In a recent post I related the four primary tools in the gerrymanderer’s toolkit, as defined in an informative Propublica piece: Kidnapping, Cracking, Packing and Hijacking. Astonishingly, all four of these tactics have been employed against a single congressman, Lloyd Doggett, an exasperatingly liberal Democrat from deep in heart of blustering, bullying Republican Texas. Doggett’s decade-long dodging of Republican’s obsessive cartographic attempts to politically obliterate him remind me of those old Wile E. Coyote and Roadrunner cartoons I used to love as a kid.
Doggett’s tale begins serenely enough in 1994, when he was elected to the Texas 10th CD, which had represented Austin for close to a century. The 10th had been held by a Democrat for decades, having once been Lyndon Johnson’s district early in his career.
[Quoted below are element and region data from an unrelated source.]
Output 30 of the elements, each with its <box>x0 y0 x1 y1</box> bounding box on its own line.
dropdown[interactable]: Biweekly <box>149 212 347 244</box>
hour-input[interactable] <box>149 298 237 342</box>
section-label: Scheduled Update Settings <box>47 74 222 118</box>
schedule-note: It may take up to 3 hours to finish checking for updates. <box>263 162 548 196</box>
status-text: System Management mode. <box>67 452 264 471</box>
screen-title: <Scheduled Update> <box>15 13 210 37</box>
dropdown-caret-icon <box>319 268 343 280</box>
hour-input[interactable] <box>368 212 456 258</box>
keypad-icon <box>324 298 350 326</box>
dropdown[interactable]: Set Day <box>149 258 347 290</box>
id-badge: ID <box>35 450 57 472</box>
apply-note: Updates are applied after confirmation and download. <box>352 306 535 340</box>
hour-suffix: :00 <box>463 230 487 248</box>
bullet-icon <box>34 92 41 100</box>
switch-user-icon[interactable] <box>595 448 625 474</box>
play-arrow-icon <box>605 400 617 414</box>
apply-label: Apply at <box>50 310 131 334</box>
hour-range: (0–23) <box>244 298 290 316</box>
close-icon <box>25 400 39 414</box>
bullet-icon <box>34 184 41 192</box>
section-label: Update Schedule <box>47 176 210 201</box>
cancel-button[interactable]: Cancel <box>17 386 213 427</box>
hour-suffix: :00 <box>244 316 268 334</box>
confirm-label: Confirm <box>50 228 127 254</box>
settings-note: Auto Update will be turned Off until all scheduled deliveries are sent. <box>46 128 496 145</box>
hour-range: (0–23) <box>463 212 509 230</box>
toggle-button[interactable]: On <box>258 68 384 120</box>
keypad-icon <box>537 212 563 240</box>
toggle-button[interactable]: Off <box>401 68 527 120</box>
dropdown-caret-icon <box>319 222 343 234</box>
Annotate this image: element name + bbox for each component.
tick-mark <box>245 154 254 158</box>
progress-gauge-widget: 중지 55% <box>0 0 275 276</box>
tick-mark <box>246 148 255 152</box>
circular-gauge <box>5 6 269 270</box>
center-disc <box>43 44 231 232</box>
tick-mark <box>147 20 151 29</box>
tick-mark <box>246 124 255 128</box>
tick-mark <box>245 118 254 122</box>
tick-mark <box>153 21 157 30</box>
In 2003, Texas Republicans developed the novel theory that, though redistricting was only mandatory every decade, it could be done anytime, especially when there were opportunities to lock in Republicans for a generation. So they began Cracking liberal Austin for the first time, dividing it among 3 districts. Doggett still lived in the newly-drawn 10th (shown in red below), but now the district spanned from Austin’s Republican-leaning northern suburbs to Houston’s Republican-leaning western suburbs. Most of Doggett’s previous support had been Kidnapped to the 25th District (shown in yellow below). The 25th — evocatively dubbed the Fajita Strip by Texas political wags — was one of 4 parallel districts that appeared to be taking a tasty nibble of urban voters before making an unseemly dash across Latino southern Texas to the Mexican border. Despite his being forced to move, Doggett won in the 25th in 2004.
The tale took an unexpected twist in 2006, when the U.S. Supreme Court ruled that the 23rd district (in pink above) was illegally drawn — on the basis that Latino voters in the district were being disenfranchised — and eyeing skeptically the lack of compactness in Doggett’s Fajita strip that had the effect of Packing far-flung Latinos into the same district. The ruling resulted in forcing five South Texas districts to be redrawn. Doggett regained more of his Austin-centered constituency, winning handily in 2006 and 2008 but just eking out victory in a close race in 2010.
Ahead of the 2012 elections, Republicans Cracked Doggett’s Austin stomping ground once again, into five districts this time, and left him residing in a heavily Republican district. But he lived only a few blocks from the new 35th District shown in yellow above, that spanned the urbanizing corridor between Austin’s southern suburbs and San Antonio, and was Packed with Democratic votes. So in 2012, Doggett was confronting Kidnapping, Packing, Cracking… AND Hijacking, because the 35th district bridging Austin and San Antonio was also home to Joaquin Castro, an attractive rising Latino Democrat. Assuming Doggett’s only way out was to move to the 35th (prompting his remark that he would live in a Winnebago if necessary to run in the 35th), Wile E. Republicans seemed to have forced a situation where one of the two popular Democrats would have to lose.
Doggett’s current 35th district along I-35 between Austin and San Antonio, perfect for a Winnebago residence.
Doggett and Castro wriggled out of the trap (Beep! Beep!), but not without offering a glimpse into the cynical “bipartisan” deal-making that gerrymandering enables. Doggett darkly but plausibly implied that Castro and Republicans were conniving together to reward Castro a safe seat at Doggett’s expense. The situation threatened to become a Democrat’s nightmare and a Republican’s fantasy, but a safety valve conveniently appeared when Henry Gonzales, longtime Democratic Congressman in the reliably Democratic 20th District (shown in red above) announced his retirement. Castro moved to the 20th, Doggett took the 35th, and both were elected to the 113th Congress.
Why was all of this necessary, though? And how was any of it helpful in representing the interests of Texans in Washington? If some form of hands-off redistricting had been in place the last 10 years in Texas, the self-dealing that inspires cynicism would have been absent, federal judges would not be ruminating on the merits and demerits of “Latino” or “White Democrat” or “Republican” Congressional Districts, and we would have been spared the stories of Texas Democratic legislators fleeing the state rather than accepting Republican-gerrymandered districts.
I’m not sure if Lloyd Doggett would have survived in Congress all this time, or that he deserves a seat in Congress. But if hands-off redistricting had been in place, and if he had been able to hold onto office, it would be because he was assiduous in representing a fairly-drawn region of diverse voters.